All that thinking took it out of me so I poured another whiskey and put the quinoa and rice on boil while I took a moment to figure out how the hell I was going to turn a meal into a golf course with what I had at hand. 
While going through the cupboard I had uncovered a casserole dish.  I decided that I could use this to bake a “meat” loaf, which would be easy to sculpt something out of. The quinoa, black beans, kidney beans and chickpeas could be used as a base.  I was concerned this wasn’t going to work as it really needed something to hold it together, like egg, but I what do vegans do?  Here is the process:
  1. Mash the beans and the chickpeas together
  2. Add salt, pepper, some fresh lime juice and oregano
  3. Add Gouda cheese.  Turns out this made a fantastic alternative to the egg for holding everything together. 

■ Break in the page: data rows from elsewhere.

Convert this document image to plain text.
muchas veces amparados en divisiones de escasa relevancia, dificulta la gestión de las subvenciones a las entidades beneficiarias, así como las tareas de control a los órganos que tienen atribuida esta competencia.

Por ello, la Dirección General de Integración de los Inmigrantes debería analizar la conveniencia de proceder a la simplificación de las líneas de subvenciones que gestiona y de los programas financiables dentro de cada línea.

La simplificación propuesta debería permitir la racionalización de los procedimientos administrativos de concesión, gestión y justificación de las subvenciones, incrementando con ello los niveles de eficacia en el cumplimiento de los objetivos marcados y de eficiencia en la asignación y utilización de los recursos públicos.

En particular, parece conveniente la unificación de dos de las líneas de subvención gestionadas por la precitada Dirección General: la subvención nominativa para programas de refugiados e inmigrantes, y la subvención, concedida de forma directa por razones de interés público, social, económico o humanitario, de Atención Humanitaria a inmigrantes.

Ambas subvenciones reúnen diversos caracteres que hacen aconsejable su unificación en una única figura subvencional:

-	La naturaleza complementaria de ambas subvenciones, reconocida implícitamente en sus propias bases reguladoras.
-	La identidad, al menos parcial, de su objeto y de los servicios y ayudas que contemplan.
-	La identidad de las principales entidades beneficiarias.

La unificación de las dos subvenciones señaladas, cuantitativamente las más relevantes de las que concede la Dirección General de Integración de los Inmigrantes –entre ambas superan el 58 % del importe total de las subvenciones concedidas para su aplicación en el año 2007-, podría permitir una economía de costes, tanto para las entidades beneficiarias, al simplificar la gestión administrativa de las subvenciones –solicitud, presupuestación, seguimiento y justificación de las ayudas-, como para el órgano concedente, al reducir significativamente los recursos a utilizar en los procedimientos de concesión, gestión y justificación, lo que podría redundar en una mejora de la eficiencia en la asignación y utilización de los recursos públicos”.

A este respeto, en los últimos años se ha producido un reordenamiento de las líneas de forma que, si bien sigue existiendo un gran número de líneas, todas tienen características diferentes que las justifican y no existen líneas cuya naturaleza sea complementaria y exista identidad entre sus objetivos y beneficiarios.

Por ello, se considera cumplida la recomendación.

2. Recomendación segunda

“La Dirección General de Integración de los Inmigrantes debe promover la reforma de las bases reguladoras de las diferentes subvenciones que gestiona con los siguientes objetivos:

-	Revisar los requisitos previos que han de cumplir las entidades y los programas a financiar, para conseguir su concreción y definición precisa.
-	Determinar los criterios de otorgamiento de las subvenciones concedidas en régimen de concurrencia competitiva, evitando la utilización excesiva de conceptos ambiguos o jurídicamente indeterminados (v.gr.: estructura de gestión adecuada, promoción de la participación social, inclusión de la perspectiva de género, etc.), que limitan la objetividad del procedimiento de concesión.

  4. Add the quinoa, which was now cooked.
  5.  Add some red curry paste for flavour. I had considered peanut butter though decided against it since everything was already sticking so well. 
  6. Mix all ingredients together and place in casserole dish.  Place casserole dish in oven. I hadn’t the foggiest what temperature one should cook such a loaf on, but 180 seemed to be what everything is cooked on so I went for the standard. 

Pour another whiskey. 
The corn needed to be creamed to turn it into sand traps.  For this I really needed a food processor. I didn’t have one.  So my fist had to make do again just like it had done for mashing the beans and chickpeas. Only this time there was a satisfying pop as the corn screamed out in pain at my antics.  Once mashed to an adequate standard I cooked the corn with some pepper, margarine and milk to make it creamy. 
Moving on to the sauce. I chopped the spinach and some garlic, frying them together. To this I added some pepper and the cream cheese; plus a good sharing of whiskey and set it to simmer.   I might add that it smelt amazing. The whiskey used was a Bowmore, which is quite peaty and gave the sauce a sweet smoky aroma. 
It was time to put the whole thing together, so I poured another whiskey and started sculpting…
The “meat” loaf made for the T which grapes were used as the T-markers.  Rice made for the main composite of the course with the sauce forming a stream and the corn sand traps. Considering that a river runs a course, I think I should get bonus points for having 3 courses. For the green I used a slice of avocado and the pin was a grape stork with rocket flag. 
Once I finished taking the pictures I put the whole thing in the micro to warm up before eating, utterly defeating the point of not making a two course meal.